Hazameh and McPherson described receiving hurtful messages on social media and receiving “dirty looks” in the hallways. But they even allege that their director contributed to this project.
“She even got the volleyball team together and told them they didn’t have to wave and show us good sportsmanship,” McPherson said.
But despite all this, both teenagers still believe they are “doing the right thing.”
And they’re not done playing high school sports either, even if it means sharing a team with the trans athlete.
Hazameh and McPherson say they will join the women’s track and field team in the spring, although the trans athlete will also compete.
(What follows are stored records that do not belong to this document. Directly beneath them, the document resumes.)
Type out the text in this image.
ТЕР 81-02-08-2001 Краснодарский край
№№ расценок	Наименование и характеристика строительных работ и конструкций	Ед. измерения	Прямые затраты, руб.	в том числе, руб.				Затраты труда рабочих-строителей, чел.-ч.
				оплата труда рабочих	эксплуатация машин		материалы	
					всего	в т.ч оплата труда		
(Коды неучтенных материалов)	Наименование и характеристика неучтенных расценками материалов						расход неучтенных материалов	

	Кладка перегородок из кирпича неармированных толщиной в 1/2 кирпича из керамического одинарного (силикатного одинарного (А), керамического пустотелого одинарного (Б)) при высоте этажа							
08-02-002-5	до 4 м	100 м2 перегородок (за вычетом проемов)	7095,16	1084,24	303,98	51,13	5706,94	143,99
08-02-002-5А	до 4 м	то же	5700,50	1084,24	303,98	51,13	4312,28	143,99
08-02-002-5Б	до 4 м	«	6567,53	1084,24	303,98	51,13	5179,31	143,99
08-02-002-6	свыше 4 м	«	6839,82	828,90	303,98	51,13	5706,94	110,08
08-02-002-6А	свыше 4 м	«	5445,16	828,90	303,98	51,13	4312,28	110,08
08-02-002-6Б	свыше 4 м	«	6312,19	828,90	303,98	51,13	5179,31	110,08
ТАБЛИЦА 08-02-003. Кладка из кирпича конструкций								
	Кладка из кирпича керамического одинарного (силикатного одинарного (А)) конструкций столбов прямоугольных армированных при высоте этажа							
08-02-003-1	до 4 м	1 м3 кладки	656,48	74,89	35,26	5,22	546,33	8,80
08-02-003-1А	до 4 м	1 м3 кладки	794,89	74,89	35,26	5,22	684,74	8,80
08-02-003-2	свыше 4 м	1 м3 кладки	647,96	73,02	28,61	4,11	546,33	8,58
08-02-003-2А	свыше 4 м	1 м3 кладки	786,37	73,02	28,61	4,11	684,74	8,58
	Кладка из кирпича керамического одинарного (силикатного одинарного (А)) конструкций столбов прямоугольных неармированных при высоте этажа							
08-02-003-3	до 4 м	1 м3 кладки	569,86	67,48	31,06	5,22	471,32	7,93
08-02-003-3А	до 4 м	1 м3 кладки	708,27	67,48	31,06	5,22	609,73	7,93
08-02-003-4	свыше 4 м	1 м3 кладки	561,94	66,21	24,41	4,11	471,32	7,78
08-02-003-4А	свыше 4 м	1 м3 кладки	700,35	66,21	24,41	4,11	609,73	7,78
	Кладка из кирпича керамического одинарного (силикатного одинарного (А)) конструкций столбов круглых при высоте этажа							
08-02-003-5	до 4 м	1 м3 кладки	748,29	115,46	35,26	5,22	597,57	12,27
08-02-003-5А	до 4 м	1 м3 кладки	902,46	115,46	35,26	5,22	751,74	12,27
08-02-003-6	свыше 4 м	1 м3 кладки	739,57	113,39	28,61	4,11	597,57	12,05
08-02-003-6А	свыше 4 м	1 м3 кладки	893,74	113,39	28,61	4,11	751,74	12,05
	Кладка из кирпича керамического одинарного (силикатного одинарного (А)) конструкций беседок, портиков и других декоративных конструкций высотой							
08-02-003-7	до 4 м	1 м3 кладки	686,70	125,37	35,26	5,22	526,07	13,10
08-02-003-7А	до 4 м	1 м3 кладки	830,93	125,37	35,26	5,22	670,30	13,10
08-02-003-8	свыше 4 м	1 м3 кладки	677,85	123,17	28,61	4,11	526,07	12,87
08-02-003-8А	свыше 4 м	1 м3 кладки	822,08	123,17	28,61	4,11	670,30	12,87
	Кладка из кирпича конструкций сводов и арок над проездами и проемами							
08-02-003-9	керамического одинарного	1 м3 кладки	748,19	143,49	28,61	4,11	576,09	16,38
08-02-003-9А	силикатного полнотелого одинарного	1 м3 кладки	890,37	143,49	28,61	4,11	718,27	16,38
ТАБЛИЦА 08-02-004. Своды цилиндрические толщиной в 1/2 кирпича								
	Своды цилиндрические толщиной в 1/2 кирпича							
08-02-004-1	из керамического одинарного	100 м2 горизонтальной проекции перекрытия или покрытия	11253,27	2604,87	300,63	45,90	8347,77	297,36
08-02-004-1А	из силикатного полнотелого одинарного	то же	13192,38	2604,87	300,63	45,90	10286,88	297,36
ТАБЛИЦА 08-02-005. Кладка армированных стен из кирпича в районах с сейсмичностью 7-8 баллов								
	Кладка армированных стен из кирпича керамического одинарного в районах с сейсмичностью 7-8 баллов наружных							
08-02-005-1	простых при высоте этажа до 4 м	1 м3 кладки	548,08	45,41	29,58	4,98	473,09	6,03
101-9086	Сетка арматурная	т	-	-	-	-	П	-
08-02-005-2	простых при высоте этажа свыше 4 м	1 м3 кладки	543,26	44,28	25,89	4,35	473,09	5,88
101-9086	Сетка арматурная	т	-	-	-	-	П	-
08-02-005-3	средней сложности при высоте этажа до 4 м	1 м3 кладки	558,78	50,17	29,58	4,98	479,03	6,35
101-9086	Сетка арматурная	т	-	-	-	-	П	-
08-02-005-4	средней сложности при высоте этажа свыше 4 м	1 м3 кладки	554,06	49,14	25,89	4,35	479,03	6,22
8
Last year, the trans athlete won two state championships in the girls’ triple jump and high jump.
Hazameh lost to a trans athlete in at least seven track and field competitions throughout his high school career.
This season, they are all set to be seniors and expected to compete together while Hazameh and McPherson’s lawsuit against the school district rages in the background.
PK Press Club Digital reached out to the Jurupa Unified School District and Jurupa Valley High School Girls Volleyball Booster Club for comment.